Saturday, 3 January 2009
A valediction for Valya
First message on the answerphone when we arrived back from the remoteness of our Cyprus retreat was from Robert White of The Guardian, telling me my already-filed obituary of Valentin Berlinsky (photographed above by Stanley Fefferman) was up and running on the website, and asking me whether I'd like to change or add anything.
That was the first I heard of Valya's death at the age of 83. It also came as a surprise to me since the patriarch of the world's longest-running chamber ensemble, the Borodin String Quartet, seemed oddly immortal, even if he'd only recently retired from the group of which he was a founder member back in 1945. Ever since I first saw it in the programme for the Quartet's 55th anniversary in Moscow - which was also Berlinsky's 75th birthday - I've always loved and drawn people's attention to this photograph from 1946:
There we see Berlinsky, second from the left, as a dreamy, shock-headed youth standing around Shostakovich with first violinist Rostislav Dubinsky and Barshais Nina and Rudolf.

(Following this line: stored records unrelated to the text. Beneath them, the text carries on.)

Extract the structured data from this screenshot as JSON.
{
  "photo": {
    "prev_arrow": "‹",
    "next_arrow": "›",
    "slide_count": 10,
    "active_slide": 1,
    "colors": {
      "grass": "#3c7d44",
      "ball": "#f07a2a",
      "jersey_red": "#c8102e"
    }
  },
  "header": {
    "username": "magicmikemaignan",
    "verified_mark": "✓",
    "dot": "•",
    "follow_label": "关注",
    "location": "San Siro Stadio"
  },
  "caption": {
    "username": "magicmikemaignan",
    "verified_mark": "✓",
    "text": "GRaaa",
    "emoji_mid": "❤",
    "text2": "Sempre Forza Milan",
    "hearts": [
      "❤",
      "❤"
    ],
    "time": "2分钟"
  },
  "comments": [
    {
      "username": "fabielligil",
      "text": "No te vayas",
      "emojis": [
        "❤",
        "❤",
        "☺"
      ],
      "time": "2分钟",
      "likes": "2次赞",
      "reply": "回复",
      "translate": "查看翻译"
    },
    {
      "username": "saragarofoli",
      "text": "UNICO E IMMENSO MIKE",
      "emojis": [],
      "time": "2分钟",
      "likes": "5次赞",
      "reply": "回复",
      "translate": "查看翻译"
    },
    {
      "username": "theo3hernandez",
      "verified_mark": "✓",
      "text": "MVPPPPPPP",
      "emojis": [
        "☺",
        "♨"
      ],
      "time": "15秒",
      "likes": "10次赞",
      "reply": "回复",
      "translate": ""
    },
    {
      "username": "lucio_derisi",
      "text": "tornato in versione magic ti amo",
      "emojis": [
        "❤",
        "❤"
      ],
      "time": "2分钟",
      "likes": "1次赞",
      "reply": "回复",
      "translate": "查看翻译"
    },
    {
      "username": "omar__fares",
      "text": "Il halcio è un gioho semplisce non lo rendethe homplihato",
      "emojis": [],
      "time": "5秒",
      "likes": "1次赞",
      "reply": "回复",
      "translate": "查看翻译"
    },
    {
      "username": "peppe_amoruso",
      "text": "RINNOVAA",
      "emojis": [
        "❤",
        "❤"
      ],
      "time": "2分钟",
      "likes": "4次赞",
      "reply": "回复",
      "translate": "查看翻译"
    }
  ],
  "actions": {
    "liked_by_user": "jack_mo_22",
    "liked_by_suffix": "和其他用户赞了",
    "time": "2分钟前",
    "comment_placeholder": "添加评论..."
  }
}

That anniversary event on 19 January 2000 was a wild, intermittently wonderful event. It's true that the Tchaikovsky Souvenir de Florence Sextet with Uri Bashmet and Stefan Metz joining the Borodins hadn't been terribly well rehearsed - I seem to remember Bashmet had only flown in that afternoon - and it's not a piece you can wing, but the inevitable Second Quartet of the group's namesake brought tears to the eyes as usual and the second half featured what to our non-Russian eyes and ears seemed like some outlandish tributes aimed specifically at Berlinsky: piano pieces, Pushkin recitations and a fine ensemble of young cellists Berlinsky had taught at the Gnessin Institute.
I was initially a little nervous under the seemingly benevolent but always watchful eye of the master, though relative newcomer Igor Naidin, the viola-player of the Quartet and Berlinsky's junior by 46 years, was a relaxed intermediary. Later I got to know them better both in London and at the Austrian Attersee Festival, where staying in a simple local inn seemed to put everyone, even the solemn Abramenkov, at their ease.
I'll leave details of Berlinsky's life, and some of the pithier utterances I was lucky to glean, to the above obit. But it is a loss - maybe not as wrenching a goodbye as the one to Slava Rostropovich, but the end of an era all the same.